Reviews

The Human Comedy

The musical version of William Saroyan’s classic novel about life in the 1940s is a tiresome mishmash, despite the game efforts of Debby Boone and company.

| New York City |

July 3, 2006

Eamon Foley and Debby Boonein The Human Comedy
(Photo © Kevin Sprague)
Eamon Foley and Debby Boone
in The Human Comedy
(Photo © Kevin Sprague)

You have to wonder what Julianne Boyd — the usually canny artistic director of the Barrington Stage Company — was thinking in resuscitating the 1984 musical The Human Comedy, which librettist William Dumaresq and composer Galt MacDermot adapted from William Saroyan’s 1943 tribute to Mom, coconut cream pie, and the American way. The show, about a small town in California coping amid World War II, didn’t take back then; it lasted all of 10 days once it transferred from The Public Theater to Broadway. And it sure doesn’t sit well now, despite the best efforts of a generally game cast.
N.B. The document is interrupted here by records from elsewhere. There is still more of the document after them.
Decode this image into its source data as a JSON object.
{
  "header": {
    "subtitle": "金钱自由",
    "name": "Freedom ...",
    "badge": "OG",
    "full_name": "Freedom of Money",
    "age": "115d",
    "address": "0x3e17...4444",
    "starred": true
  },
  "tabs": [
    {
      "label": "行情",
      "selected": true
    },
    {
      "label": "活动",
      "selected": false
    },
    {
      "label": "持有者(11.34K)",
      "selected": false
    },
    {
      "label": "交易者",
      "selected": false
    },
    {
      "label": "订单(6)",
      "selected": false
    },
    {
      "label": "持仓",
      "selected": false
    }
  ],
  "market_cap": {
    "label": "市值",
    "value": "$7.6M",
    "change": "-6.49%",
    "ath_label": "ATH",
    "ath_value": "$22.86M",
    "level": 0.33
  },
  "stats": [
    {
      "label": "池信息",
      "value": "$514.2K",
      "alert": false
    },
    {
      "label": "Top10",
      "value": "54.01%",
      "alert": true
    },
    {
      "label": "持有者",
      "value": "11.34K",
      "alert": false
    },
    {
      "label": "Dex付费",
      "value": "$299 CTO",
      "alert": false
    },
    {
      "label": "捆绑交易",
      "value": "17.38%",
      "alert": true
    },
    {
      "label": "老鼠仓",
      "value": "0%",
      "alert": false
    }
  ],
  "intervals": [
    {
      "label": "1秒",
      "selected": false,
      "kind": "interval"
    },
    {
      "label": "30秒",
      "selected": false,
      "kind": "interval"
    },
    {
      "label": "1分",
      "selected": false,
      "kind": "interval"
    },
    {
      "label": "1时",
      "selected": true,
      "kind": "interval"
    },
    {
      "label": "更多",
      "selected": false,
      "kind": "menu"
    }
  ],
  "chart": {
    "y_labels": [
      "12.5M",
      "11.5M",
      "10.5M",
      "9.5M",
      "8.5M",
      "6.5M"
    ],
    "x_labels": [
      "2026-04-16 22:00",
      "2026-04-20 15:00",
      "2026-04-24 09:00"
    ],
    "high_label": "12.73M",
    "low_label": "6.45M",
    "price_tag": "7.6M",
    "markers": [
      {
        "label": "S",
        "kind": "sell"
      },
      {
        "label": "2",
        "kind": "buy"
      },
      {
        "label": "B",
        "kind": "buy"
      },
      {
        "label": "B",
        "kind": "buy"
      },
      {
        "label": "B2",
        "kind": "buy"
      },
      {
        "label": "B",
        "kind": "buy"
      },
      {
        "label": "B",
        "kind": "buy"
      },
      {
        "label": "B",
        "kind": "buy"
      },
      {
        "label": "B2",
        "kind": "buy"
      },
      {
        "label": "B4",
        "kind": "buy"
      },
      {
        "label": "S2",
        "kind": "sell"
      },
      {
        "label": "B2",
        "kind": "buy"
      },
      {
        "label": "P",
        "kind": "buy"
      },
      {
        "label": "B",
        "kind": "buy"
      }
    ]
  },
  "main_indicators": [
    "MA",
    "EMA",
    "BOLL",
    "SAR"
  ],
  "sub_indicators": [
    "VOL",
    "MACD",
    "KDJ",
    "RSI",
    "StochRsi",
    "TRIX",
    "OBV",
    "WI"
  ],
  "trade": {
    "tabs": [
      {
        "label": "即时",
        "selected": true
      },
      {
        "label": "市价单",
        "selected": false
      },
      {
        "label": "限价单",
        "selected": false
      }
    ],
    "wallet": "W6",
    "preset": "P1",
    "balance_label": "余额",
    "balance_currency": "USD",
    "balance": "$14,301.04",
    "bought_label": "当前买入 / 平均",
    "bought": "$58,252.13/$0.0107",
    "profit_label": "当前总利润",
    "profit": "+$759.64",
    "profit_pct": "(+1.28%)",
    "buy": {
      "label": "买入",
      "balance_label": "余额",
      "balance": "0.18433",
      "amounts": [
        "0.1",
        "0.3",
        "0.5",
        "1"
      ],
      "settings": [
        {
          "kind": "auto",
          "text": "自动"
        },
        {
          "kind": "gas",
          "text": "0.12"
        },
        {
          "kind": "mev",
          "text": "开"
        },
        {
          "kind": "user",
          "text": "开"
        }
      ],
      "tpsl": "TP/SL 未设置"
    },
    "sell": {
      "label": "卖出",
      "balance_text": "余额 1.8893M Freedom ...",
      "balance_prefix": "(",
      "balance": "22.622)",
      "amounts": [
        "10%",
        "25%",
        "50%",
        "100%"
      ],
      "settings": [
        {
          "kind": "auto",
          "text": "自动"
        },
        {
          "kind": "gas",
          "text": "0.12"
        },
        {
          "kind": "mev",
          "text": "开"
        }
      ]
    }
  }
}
If you’re curious as to motivation, the program notes suggest that Boyd’s interest in the piece has something to do with how communities were so much closer during that other war, when, despite the lack of sophisticated communication devices, people pulled together and reinforced one another’s beliefs in the essential goodness of humanity. It’s a lovely sentiment — until it’s crammed down your throat a few too many times. The cumulative effect of this sung-through musical, which incorporates no fewer than 43 genre-hopping but uniformly unmemorable numbers, is like chugging Karo syrup.

Saroyan’s fictional memoir follows 14-year-old Homer Macauley (Bobby List, his eyebrows permanently set in a circumflex of perplexity) as he navigates the social eddies of high school and the challenges of his first job as a telegraph messenger. The musical is, if anything, too faithful to the book, which unfolds like a series of homiletic vignettes involving Homer and his younger brother, Ulysses (the sterling-voiced Eamon Foley, a 12-year-old playing a role that Saroyan envisioned as a four-year-old, which explains some of Ulysses’ dumber questions). The brothers find themselves in various scrapes and states of confusion, awaiting the intervention of a caring adult who’ll explicate, at great length, the ways of the world.

Much of the time, that adult is Debby Boone as the boys’ saintly mother, a widow whose half-sad, all-knowing smile is meant to convey homespun virtue but merely comes across as mealy-mouthed. Moreover, Boone’s voice is better suited to a recording studio than to the vast auditorium of the Koussevitzky Arts Center at Berkshire Community College. Also on hand to steer the boys right is Homer’s boss, Spangler (Doug Kreeger, exuding scoutmasterly virtue and displaying a rich, full voice), and the old codger Mr. Grogan (Donald Grody), whose fate you’d have to be a fool not to anticipate.

Dumaresq is a native speaker of English, but you’d never know it from the tortured syntax he employs here. Homer doesn’t just get a job; as their mother tells Ulysses, “A messenger is he.” Sings eldest brother Marcus (Heath Calvert) about the prospect of dying in combat: “I don’t like the idea as such. I want to come back more than much.” Karl Eigsti’s set, a Jasper Johnsish collage featuring a gigantic 48-star flag, promises grand doings, and Lara Teeter’s choreography starts out snappy. All too soon, though, the musical’s turgid structure — it was originally staged as an oratorio — drags the whole enterprise down.

While The Human Comedy is clearly meant to be an ensemble show — choruses horn in on just about every solo — some of the performers in this production don’t seem to have received the memo. As “Beautiful Voice” (a kind of all-purpose spiritual cheerleader), Cheryl Freeman swans on like the Designated Singer. As Diana Steed, Spangler’s rich suitor, Molly Sorohan appears to be in a play all her own; her characterization almost seems to be based on Patricia Neal’s predatory turn in Breakfast at Tiffany’s. Diana’s attempts to ensnare little Ulysses in her cleavage are almost as distasteful as Marcus’s number “My Sister Bess,” which is essentially an attempt to pimp, albeit honorably, his sibling to an Army buddy.

As Mary Arena, Marcus’s girl-next-door fiancée, Megan Lewis registers as a feisty, quirky presence throughout. She latches on to the eleven-o’clock number, “I’ll Always Love You,” with real passion. For a brief moment, emotion supplants bromides and you get a glimpse of the immense losses sustained by the Greatest Generation, whose real-life valor is ill served by this tiresome mishmash.